Six of the seven member states of the East African Community (EAC) have been dragged to the East African Court of Justice in Arusha, Tanzania, on accusations of failing to protect their citizens from human trafficking and slave trade.

Documents of the August 22 suit accuse the governments of Uganda, Kenya, Tanzania, Rwanda, Burundi, and South Sudan of exposing their citizens to servitude and torture by allowing the externalisation of labour. DR Congo is not part of the suit since it was admitted to the community recently.

The petitioners, Oosen Africa Uganda and the Uganda Christian Lawyers Fraternity, are seeking an order that will declare labour externalisation unacceptable as it amounts to “modern-day slave trade contrary to accepted international standards”.

“The applicants plead for the prayers and orders against the respondents… an order that the East African governments stop licensing the labour agents, who are perpetrators of modern-day slave trade, torture and sexual enslavement of East African girls and women contrary to the East African Community Treaty on rights, rule of law, good governance and upholding dignity of the person,” the petition reads in part.

Mr Martin Wandera, the director of labour, employment and occupational safety and health at the Ministry of Gender, Labour, and Social Development, told Daily Monitor yesterday that he was not aware of the suit.

“I am not aware. We have not been served yet,” he said.

The petitioners accuse the East African governments of abdicating their responsibilities under their respective constitutions, the treaty for the establishment of the East African Community and the East African Charter on Human and People’s Rights in respect to their citizens.

“The issue of slave trade involving young women and girls has suddenly cropped up in the East African region with young people, girls/ women being taken to work as housemaids, slaves or sex workers in the Arab world and parts of Asia,” the suit documents read in part.
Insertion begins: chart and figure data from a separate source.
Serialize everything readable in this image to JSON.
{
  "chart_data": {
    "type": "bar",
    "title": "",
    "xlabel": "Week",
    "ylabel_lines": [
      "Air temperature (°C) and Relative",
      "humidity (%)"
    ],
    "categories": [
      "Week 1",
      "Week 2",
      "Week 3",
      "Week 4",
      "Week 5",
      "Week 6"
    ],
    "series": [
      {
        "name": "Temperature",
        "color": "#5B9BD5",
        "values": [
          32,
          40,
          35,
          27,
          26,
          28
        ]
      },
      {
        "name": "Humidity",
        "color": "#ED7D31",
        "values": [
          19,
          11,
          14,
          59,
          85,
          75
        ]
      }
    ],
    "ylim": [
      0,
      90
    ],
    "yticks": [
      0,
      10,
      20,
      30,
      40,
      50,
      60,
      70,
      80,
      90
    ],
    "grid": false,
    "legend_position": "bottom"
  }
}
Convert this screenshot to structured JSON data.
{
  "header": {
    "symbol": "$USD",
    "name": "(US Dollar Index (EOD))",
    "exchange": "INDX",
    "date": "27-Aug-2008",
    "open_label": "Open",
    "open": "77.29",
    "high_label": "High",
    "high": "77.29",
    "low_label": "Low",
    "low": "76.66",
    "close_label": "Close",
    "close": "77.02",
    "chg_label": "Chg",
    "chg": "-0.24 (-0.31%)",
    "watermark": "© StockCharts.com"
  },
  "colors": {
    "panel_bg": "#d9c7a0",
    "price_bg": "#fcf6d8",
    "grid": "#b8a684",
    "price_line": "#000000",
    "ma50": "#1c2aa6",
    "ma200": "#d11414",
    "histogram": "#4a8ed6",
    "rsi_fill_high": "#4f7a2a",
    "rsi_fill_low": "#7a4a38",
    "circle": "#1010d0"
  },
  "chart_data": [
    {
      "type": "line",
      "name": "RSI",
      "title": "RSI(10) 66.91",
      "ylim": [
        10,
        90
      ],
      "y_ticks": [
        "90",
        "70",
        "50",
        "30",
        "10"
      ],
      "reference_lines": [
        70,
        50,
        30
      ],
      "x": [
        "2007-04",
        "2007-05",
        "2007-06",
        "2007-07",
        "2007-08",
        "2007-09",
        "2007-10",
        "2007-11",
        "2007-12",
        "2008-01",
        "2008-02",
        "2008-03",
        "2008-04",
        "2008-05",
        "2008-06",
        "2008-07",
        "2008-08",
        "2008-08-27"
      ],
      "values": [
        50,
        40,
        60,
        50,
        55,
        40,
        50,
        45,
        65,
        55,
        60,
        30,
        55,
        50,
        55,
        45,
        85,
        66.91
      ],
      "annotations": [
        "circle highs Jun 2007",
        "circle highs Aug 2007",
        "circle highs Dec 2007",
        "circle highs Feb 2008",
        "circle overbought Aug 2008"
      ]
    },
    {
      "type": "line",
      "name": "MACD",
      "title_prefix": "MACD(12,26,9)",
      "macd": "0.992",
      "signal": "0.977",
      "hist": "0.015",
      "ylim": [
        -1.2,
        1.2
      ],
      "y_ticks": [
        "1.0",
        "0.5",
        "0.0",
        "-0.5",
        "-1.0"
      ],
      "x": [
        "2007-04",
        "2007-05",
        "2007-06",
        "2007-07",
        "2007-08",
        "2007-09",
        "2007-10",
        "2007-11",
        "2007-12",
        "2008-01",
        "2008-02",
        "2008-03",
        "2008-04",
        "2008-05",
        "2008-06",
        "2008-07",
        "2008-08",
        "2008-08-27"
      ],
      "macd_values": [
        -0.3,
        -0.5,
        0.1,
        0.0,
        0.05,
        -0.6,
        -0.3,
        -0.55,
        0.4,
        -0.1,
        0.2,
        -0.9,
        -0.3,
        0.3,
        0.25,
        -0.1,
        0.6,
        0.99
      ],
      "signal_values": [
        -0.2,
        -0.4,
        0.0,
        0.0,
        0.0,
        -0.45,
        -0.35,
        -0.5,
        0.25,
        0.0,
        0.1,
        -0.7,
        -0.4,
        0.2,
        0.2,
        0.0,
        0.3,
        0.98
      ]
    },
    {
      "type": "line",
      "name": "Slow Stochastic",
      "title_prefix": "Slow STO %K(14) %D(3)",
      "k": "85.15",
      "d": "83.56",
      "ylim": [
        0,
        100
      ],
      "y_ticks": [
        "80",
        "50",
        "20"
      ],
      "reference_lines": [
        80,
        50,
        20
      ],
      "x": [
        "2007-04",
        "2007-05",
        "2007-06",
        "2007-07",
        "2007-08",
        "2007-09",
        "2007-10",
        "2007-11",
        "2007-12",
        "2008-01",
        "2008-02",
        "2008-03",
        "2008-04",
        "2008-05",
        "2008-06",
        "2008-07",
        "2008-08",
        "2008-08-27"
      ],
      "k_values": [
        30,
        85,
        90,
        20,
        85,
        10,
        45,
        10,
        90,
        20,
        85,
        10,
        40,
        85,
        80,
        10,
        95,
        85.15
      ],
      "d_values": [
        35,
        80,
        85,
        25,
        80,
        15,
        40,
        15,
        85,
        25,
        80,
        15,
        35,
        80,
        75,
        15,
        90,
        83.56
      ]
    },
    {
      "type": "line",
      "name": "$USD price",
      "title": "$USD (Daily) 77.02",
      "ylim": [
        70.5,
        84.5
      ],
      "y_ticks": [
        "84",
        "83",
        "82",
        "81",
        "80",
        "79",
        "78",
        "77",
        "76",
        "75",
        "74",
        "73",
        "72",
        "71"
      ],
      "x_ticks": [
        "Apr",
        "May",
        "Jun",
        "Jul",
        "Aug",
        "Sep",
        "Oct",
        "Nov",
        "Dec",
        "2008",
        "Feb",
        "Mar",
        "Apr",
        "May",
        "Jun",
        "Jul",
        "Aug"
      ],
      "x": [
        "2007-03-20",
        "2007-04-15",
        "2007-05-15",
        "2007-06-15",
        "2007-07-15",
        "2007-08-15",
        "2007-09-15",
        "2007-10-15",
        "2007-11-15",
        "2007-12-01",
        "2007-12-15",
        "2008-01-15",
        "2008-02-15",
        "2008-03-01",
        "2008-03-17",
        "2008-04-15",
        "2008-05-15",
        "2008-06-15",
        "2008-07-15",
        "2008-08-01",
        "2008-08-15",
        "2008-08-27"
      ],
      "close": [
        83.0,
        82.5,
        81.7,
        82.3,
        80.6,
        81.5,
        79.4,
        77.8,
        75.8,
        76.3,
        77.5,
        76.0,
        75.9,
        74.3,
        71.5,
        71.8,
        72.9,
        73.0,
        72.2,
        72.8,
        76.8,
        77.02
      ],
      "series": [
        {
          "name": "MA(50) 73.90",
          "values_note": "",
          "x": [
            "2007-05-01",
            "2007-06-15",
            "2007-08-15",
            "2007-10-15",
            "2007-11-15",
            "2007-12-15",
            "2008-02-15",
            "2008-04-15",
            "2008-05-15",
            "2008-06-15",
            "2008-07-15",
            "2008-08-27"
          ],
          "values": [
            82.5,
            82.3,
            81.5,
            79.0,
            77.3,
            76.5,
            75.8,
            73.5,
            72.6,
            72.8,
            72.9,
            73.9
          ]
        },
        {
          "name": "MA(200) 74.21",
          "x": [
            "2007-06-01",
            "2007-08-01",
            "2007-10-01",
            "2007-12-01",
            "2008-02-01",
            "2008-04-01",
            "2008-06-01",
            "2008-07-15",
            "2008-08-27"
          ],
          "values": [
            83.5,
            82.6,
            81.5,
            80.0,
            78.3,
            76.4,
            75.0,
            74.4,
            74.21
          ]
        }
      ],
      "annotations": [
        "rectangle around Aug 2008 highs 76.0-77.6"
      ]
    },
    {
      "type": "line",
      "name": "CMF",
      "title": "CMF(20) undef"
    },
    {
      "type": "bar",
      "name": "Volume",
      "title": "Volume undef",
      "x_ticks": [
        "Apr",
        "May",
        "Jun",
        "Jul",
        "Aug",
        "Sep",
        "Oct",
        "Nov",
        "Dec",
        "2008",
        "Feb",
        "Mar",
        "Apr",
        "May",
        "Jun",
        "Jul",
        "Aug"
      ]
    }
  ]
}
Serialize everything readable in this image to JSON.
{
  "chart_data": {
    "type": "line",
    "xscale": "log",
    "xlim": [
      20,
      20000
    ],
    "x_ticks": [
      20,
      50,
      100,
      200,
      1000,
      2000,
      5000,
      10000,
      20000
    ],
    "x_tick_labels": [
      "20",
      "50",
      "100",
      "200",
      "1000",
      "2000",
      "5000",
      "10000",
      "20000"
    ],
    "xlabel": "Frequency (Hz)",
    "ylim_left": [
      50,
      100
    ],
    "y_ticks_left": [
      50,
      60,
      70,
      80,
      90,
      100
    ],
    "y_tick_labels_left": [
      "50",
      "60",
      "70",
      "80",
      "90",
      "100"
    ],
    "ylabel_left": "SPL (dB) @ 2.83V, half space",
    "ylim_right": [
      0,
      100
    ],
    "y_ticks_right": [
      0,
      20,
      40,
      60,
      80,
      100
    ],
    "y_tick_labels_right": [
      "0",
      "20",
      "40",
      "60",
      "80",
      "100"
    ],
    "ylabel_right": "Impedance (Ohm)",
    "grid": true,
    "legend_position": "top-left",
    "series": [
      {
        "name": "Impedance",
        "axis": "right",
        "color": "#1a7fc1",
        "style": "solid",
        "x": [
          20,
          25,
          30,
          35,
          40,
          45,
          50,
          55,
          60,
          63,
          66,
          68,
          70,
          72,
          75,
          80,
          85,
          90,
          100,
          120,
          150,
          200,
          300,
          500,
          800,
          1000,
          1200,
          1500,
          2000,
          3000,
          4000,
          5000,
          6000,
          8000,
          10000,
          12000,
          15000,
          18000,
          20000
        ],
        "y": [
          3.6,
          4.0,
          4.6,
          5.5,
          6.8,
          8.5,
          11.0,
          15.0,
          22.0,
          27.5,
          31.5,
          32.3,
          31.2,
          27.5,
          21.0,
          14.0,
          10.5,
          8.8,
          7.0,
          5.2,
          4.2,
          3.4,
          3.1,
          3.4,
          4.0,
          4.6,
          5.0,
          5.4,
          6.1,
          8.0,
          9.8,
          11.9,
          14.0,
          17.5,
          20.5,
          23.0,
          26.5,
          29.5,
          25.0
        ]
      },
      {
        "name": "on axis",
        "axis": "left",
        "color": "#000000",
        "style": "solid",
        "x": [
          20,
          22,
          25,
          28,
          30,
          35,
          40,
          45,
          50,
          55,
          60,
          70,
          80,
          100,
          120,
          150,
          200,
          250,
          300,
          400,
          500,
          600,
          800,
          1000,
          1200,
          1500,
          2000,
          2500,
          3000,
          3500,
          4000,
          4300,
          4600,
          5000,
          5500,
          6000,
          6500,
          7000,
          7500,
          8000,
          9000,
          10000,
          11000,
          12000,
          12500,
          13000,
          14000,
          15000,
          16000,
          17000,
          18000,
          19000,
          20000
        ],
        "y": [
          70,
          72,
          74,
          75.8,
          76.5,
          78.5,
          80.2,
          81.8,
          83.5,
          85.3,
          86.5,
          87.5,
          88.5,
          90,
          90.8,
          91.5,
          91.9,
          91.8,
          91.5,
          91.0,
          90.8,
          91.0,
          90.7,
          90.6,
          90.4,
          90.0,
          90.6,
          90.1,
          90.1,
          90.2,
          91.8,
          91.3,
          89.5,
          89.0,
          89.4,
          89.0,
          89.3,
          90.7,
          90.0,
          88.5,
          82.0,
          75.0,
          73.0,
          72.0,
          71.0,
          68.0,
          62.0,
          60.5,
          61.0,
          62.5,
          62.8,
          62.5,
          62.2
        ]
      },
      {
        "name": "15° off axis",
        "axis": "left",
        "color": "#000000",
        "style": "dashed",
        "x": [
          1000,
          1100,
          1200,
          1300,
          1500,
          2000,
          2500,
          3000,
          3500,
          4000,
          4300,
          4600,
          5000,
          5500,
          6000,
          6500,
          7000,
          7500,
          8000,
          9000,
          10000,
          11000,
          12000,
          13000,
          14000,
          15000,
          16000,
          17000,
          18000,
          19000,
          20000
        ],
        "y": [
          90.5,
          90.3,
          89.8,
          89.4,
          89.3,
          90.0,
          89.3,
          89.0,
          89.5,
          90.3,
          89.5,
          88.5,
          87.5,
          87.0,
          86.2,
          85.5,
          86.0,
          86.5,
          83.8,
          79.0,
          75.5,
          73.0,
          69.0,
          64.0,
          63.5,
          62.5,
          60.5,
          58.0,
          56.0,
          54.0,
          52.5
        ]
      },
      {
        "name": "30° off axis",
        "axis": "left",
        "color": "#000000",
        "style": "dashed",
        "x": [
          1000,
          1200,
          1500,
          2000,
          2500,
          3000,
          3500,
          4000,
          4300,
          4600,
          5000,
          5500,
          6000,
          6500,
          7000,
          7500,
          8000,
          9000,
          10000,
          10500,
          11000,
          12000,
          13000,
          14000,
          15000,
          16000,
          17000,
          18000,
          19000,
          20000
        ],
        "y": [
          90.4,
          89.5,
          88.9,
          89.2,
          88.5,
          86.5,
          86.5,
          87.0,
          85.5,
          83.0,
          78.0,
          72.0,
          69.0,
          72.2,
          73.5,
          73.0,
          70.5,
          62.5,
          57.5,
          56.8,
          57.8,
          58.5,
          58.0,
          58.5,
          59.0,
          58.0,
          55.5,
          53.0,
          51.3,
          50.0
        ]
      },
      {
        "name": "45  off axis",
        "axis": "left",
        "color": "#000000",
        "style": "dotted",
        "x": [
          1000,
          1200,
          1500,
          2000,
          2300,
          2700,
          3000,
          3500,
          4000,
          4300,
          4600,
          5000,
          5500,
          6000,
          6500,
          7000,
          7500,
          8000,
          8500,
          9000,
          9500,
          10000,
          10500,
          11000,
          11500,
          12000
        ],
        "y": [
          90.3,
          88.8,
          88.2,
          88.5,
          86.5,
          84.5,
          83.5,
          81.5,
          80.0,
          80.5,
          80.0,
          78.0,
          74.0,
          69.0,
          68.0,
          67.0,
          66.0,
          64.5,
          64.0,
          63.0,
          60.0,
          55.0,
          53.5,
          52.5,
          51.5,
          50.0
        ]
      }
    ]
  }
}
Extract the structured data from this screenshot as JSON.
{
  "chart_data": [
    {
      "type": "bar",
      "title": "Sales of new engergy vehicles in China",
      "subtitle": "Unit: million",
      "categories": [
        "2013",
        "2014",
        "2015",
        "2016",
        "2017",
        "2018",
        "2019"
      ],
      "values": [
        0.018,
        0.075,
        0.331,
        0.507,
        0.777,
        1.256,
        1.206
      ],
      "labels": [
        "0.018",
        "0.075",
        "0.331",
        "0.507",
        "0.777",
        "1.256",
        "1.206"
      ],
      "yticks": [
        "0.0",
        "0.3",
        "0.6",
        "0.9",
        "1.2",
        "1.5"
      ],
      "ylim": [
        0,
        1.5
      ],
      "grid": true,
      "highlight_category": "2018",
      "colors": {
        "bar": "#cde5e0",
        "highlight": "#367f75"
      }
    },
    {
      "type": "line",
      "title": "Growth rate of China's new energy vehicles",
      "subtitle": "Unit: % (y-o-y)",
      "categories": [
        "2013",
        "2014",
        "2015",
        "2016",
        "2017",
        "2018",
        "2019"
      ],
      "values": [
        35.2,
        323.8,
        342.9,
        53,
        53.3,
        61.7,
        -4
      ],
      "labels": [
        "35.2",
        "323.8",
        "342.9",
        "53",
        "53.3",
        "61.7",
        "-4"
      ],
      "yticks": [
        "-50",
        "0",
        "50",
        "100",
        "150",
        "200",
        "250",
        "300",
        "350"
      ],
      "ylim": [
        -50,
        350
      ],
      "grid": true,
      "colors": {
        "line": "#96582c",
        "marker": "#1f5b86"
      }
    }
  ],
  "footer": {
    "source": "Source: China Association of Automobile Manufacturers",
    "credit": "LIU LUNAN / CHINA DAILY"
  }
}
The petitioners further accuse the governments of failure to protect and respect the rights of their citizens.

“The failure, neglect and/or refusal of the aforementioned governments to prevent the abuse of their citizen’s human rights by third parties enables trafficking through registering or failure to supervise both registered and unregistered labour companies,” the suit document states.

According to the petitioners, girls are trafficked or bought from poor parents in Karamoja and Teso sub-regions before being sold into slavery in Kampala, Nairobi, and the Middle East.

“The governments of the East African Community have failed to hold the Arab world responsible for slavery as citizens continue to fall victims to the extent that some have even died because of this harsh treatment and deliberate acts of murder, torture and inhumane treatment,” the petitioners stated.

Mr Wandera, however, said matters around maltreatment of Ugandans have been discussed at a very high level, but declined to give details.

“We have had several joint technical meetings and these matters have been brought up, but matters involving relations between countries are not discussed in the press. All governments are very committed to address [them],” he said.

The petitioners are seeking court declarations to the effect that the actions of “licensed or authorised labour agents and unlicensed agents are in violation of international treaties in respect of labour and immigration” and violate the principles of good governance and the rule of law.

They are also asking for orders to the six governments and those of the Middle East and Gulf states, which they accuse of being responsible for what they described as re-introduction and encouraging modern day slavery and slave trade to pay reparations for injuries caused.

Also sought are orders that the Middle East and Gulf States be held responsible for sexual slavery of girls and women from the region; that the six governments compensate all known victims of the actions of slave trade and slavery, torture and inhuman treatment and costs of the suit.

The petition comes shortly after the release by the United States State Department Trafficking in Persons Report for July 2022, which restates earlier revelations on how traffickers have been using fake job promises to lure Ugandans out of Uganda where they are exploited.